Methods: The expression of SLP2 in GC tissues from two cohorts was examined by IHC. The biological function and regulation mechanism of SLP2 and PHB was validated via loss-of-function or gain-of-function experiments. In vitro proliferation detection was used to evaluate the therapeutic effects of Sorafenib.

Results: We validated that SLP2 was significantly elevated in GC tissues and its elevation was associated with poor prognosis of patients. Loss of SLP2 drastically suppressed the proliferation of GC cells and inhibited the tumor growth, while SLP2 overexpression promoted the progression of GC. Mechanistically, SLP2 competed against E3 ubiquitin ligase SKP2 to bind with PHB and stabilized its expression. Loss of SLP2 significantly suppressed phosphorylation of Raf1, MEK1/2, ERK1/2 and ELK1. Furthermore, phosphorylated ELK1 could in turn activate transcription of SLP2. Finally, we demonstrated that a Raf1 inhibitor, Sorafenib, was sufficient to inhibit the proliferation of GC cells.

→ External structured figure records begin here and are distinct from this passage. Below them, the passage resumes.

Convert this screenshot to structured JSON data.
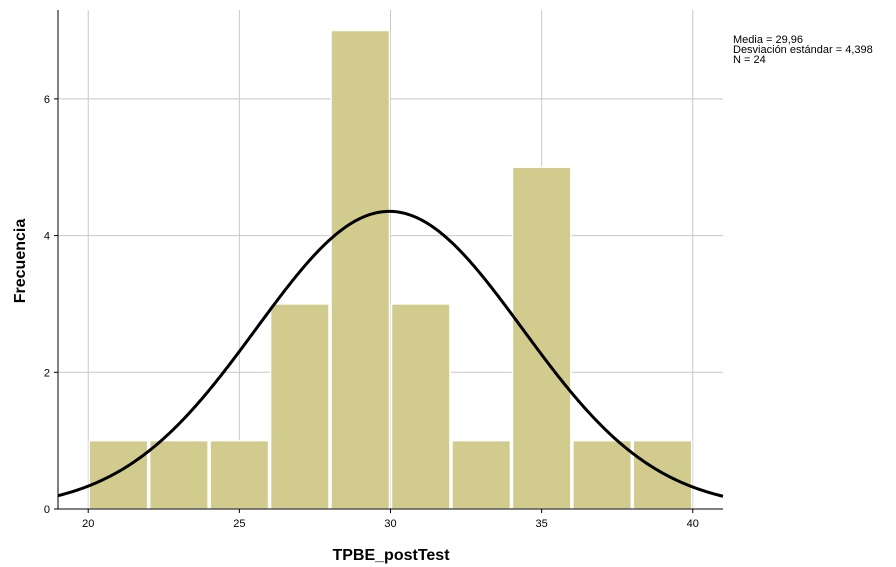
{
  "chart_data": {
    "type": "bar",
    "subtype": "histogram-with-normal-curve",
    "xlabel": "TPBE_postTest",
    "ylabel": "Frecuencia",
    "xlim": [
      19,
      41
    ],
    "ylim": [
      0,
      7.3
    ],
    "x_ticks": [
      20,
      25,
      30,
      35,
      40
    ],
    "y_ticks": [
      0,
      2,
      4,
      6
    ],
    "grid": true,
    "bin_edges": [
      20,
      22,
      24,
      26,
      28,
      30,
      32,
      34,
      36,
      38,
      40
    ],
    "values": [
      1,
      1,
      1,
      3,
      7,
      3,
      1,
      5,
      1,
      1
    ],
    "bar_color": "#d1cb8e",
    "curve_color": "#000000",
    "normal_curve": {
      "mean": 29.96,
      "sd": 4.398,
      "n": 24,
      "bin_width": 2
    },
    "stats": {
      "mean_label": "Media = 29,96",
      "sd_label": "Desviación estándar = 4,398",
      "n_label": "N = 24"
    }
  }
}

Conclusion: Our findings demonstrated a positive feedback loop of SLP2 which leads to acceleration of tumor progression and poor survival of GC patients. This finding also provided evidence for the reason of SLP2 elevation. Moreover, we found that sorafenib might be a potential therapeutic drug for GC and disrupting the interaction between SLP2 and PHB might also serve as a potential therapeutic target in GC.

Keywords: gastric cancer, SLP2, PHB, ELK1, positive feedback loop.